Even if you believed the warped 80/20 rule definition:

  • 80% of a properly cooked rare steak is just uncooked meat.
  • 80% of a jet aircraft probably won’t fly.  
  • 80% of your work in a complete/not scenario is a fail.
  • 80% of the truth – does not result in the truth.

Now don’t get me wrong. You can’t wait until things are perfect, but misapplying the 80/20 Rule in this way encourages a race to the lower and ultimately lowest common denominator in terms of effort.

4. Derivative application of the 80/20 Rule is a recipe for disaster.  

Encouraging or putting in “the 80/20” effort into of an already 80/20 project is a resulting 64% effort. Quality diminishes quickly as it travels through multiple people or applications.

When you start calculating the impact of multiple 80/20 inputs, it is a very few, short steps shy of complete failure. And on the quest for good enough, people are using the 80/20 rule to get almost there – missing the point entirely. If it all sounds wrong and outrageous – it’s simply because it is. But the 80/20 Rule mindset is thriving in work culture.

Almost good enough, by definition IS NOT good enough.

And this is the ultimate impact when the 80/20 Rule is misapplied.

In a pass/fail scenario, almost doesn’t count. Using 80/20 rationale is like saying something is “mostly there” or “close to almost there”. And the almost mindset really kills your productivity and work product – here’s how.

The common reference to the 80/20 Rule is inherently derivative to mean settling for what is almost acceptable.

  • Your product/service almost delivered on the promise made to your market. 80/20.
  • Your report was almost acceptable. 80/20.
  • Your ad campaign was almost decent. 80/20.

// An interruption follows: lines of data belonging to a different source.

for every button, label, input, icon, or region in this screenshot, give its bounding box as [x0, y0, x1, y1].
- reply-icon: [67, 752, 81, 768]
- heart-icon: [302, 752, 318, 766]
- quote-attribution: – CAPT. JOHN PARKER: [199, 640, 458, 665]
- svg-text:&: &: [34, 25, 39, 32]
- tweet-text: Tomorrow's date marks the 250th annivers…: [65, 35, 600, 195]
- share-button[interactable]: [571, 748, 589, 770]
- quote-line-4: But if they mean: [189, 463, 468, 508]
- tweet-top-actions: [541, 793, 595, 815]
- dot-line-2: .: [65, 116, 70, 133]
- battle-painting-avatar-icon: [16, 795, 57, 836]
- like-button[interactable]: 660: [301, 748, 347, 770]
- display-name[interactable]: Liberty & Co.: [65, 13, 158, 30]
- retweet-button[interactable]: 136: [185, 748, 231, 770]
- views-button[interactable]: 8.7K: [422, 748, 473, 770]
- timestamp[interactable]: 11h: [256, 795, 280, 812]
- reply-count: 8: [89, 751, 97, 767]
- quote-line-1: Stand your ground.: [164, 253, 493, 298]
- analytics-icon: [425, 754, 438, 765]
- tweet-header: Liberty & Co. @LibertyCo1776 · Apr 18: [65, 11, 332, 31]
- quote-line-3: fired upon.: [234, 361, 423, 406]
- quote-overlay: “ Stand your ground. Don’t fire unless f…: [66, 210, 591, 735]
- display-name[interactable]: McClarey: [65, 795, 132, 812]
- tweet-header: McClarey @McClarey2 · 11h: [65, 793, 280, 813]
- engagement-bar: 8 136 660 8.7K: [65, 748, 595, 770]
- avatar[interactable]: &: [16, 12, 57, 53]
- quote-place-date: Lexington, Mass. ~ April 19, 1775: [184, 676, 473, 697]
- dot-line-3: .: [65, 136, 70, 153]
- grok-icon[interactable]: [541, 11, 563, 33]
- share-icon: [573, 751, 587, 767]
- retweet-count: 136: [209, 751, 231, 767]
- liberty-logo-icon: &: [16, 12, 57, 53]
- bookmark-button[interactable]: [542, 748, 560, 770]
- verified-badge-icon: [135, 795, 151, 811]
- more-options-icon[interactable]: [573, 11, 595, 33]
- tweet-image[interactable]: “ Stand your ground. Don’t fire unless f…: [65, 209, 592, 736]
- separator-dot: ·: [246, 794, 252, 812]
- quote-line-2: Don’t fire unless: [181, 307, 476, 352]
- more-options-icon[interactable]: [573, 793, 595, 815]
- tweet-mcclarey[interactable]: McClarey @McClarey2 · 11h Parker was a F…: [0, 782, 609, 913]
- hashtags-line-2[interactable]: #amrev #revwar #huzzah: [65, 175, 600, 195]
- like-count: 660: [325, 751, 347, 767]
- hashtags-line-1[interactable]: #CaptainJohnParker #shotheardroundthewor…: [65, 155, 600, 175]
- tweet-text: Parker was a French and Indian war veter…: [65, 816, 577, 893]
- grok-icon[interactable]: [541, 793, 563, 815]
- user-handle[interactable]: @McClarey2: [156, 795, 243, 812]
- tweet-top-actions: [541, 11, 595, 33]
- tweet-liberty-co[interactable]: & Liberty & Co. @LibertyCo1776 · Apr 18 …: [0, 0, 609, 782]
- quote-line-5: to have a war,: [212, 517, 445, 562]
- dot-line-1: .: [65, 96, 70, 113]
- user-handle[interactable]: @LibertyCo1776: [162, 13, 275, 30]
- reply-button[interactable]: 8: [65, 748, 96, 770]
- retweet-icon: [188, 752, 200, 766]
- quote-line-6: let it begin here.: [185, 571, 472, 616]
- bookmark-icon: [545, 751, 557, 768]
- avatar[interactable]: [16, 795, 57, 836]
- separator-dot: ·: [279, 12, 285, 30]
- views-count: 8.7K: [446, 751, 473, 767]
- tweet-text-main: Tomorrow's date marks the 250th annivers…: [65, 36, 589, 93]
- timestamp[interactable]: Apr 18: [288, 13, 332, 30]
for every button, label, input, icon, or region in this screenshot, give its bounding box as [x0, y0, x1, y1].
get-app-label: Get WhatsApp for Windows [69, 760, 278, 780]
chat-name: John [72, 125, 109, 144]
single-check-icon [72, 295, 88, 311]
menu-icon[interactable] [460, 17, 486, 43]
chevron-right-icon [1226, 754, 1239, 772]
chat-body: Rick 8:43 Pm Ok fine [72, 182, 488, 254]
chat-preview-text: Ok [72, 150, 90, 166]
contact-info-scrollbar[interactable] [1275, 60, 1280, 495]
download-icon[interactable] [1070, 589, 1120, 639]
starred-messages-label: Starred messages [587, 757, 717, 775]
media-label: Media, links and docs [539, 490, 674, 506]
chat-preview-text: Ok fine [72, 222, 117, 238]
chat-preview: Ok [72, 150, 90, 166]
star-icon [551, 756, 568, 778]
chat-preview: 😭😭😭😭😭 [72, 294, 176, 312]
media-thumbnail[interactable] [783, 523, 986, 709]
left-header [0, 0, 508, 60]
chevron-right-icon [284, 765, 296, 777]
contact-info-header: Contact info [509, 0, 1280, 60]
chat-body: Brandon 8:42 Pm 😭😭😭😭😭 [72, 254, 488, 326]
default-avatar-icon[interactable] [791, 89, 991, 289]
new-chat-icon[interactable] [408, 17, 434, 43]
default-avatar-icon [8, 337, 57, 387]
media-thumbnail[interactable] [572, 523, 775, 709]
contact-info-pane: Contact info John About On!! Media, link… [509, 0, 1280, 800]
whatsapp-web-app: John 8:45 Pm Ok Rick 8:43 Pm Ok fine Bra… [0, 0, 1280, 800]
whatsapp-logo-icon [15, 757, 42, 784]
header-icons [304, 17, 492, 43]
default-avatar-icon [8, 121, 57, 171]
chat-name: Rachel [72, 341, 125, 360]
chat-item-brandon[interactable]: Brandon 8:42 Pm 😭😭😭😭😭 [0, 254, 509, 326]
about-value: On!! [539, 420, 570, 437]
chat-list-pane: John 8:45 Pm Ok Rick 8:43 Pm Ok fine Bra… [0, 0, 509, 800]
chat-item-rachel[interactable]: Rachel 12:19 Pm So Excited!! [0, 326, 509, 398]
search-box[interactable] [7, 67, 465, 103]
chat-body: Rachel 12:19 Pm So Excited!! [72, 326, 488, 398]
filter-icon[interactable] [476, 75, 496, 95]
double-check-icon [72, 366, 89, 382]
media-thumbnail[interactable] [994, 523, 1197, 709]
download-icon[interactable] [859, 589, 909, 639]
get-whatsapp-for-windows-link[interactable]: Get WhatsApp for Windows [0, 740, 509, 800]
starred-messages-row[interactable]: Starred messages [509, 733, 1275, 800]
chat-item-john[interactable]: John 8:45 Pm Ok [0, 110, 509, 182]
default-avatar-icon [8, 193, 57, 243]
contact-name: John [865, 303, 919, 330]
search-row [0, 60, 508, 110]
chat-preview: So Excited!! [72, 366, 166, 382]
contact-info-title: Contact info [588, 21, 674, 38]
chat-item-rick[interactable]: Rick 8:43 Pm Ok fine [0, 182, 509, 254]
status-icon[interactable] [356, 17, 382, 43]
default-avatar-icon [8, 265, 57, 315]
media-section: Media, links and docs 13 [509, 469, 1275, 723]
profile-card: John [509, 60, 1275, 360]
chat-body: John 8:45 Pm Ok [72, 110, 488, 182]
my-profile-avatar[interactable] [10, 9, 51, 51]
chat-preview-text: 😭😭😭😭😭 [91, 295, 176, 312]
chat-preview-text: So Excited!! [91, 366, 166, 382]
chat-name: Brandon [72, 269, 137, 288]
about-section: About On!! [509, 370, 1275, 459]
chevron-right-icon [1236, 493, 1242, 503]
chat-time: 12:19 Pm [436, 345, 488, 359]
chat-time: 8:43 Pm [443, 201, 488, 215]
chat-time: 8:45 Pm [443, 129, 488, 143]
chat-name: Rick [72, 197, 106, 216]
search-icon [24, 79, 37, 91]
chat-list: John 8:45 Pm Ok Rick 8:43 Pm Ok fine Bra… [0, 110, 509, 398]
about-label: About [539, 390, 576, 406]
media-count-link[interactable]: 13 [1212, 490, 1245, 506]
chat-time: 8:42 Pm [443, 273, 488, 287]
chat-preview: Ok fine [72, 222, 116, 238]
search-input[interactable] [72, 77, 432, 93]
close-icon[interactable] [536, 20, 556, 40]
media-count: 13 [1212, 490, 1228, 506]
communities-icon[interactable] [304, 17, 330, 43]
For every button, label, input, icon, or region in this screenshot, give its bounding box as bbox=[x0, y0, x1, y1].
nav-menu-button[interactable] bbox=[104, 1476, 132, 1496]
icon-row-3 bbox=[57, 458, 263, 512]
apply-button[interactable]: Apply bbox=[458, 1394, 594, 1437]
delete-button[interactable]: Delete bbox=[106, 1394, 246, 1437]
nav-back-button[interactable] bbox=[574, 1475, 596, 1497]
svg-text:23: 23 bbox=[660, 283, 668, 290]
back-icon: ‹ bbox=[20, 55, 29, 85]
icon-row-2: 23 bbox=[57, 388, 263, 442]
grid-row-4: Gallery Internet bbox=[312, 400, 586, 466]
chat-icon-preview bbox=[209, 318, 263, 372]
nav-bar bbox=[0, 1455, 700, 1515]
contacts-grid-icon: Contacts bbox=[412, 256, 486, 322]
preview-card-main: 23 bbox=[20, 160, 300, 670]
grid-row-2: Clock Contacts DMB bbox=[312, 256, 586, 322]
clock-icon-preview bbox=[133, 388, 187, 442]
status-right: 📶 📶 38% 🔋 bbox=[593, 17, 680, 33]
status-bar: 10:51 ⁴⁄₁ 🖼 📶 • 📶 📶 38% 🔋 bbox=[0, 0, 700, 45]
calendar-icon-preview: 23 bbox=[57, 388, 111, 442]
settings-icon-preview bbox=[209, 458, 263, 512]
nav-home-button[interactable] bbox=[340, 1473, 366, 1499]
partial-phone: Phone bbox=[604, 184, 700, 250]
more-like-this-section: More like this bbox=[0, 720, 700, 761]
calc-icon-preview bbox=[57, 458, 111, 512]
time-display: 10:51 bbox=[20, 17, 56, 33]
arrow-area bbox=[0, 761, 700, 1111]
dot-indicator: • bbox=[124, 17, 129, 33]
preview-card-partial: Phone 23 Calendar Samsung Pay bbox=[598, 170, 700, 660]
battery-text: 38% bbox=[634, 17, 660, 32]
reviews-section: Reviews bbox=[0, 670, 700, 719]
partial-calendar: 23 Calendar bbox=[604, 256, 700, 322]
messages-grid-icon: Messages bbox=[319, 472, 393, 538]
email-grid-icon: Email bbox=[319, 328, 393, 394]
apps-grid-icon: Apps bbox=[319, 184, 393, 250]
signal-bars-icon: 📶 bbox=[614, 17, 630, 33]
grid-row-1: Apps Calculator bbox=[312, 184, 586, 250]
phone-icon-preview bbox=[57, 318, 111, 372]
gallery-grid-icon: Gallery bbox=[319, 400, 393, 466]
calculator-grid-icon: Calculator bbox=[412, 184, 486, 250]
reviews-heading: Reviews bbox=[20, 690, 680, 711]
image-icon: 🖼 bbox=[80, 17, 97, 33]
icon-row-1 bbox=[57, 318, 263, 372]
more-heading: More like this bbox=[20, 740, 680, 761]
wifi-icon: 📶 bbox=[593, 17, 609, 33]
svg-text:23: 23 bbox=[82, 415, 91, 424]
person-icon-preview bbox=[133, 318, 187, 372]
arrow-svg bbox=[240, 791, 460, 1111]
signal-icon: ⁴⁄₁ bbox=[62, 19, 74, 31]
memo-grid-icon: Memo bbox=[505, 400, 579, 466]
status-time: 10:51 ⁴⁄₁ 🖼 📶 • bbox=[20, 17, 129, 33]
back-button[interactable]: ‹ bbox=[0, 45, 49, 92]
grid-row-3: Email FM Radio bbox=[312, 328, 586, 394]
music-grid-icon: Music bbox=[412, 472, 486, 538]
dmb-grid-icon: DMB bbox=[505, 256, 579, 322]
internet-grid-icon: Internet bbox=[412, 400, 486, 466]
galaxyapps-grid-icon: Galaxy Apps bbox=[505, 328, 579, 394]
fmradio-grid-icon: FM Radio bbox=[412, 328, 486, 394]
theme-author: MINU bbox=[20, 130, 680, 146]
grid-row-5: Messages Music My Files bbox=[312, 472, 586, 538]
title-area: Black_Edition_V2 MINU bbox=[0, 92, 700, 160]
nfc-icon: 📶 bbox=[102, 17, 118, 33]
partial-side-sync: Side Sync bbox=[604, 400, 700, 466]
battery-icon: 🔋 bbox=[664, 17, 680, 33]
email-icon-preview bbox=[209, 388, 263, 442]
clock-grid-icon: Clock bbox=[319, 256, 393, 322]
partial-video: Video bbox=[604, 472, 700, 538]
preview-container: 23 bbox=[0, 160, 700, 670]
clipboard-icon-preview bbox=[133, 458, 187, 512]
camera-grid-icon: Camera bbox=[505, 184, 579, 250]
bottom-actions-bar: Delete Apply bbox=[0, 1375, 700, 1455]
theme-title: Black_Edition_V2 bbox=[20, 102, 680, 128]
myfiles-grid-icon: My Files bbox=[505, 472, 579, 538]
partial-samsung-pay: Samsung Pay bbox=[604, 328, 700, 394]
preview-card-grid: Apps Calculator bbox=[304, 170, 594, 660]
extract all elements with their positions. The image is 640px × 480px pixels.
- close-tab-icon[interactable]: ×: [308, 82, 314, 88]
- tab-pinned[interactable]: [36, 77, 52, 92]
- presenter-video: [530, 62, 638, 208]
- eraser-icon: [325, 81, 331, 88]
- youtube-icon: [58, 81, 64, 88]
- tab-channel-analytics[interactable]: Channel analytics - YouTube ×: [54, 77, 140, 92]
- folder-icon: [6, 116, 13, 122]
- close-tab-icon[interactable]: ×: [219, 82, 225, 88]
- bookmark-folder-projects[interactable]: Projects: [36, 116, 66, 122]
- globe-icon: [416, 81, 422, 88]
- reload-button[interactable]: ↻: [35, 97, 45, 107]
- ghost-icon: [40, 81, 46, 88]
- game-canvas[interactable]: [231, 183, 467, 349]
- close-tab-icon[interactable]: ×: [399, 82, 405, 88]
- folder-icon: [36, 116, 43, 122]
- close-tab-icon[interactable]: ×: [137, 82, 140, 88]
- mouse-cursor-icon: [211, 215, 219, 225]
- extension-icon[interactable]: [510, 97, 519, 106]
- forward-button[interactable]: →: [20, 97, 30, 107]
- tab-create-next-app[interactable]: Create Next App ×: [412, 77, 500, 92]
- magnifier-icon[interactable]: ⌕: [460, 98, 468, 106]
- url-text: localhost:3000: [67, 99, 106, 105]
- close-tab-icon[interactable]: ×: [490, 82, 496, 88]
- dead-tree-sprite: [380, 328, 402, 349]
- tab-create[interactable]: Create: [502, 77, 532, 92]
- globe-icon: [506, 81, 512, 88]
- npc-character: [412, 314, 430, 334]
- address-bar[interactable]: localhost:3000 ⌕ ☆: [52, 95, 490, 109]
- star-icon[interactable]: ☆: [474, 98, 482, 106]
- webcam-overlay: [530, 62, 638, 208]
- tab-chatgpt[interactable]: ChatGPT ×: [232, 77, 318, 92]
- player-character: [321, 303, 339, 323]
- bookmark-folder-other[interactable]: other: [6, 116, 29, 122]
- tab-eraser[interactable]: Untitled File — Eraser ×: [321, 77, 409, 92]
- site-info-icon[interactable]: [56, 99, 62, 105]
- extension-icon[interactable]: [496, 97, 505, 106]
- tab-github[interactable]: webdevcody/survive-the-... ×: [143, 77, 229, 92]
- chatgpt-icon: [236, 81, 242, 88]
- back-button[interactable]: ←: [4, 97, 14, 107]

The term “almost” often gets swapped with “pretty good”, which is a gateway drug to embracing an inferior, sub-par, or mediocre effort.

Then the concept goes viral. At every stage of the creation and operation of your business, someone misses the mark, complacently fails to uphold the standards you set for the brand, and the results are usually half-baked half-measures. The odds are the quality of your work is eroding.

I can’t tell you how many consultants and advisors from the so-called top business management firms encourage instituting the 80/20 Rule and then failing to correctly define it.

Here’s the REAL linchpin to successfully using the 80/20 rule – Focus on identifying the 20% rock-star efforts

If you can’t put your finger on the right 20%, the inputs that are producing the 80% of your positive results, the 80/20 rule is utterly useless. And this leads to all too common oversimplification and business application.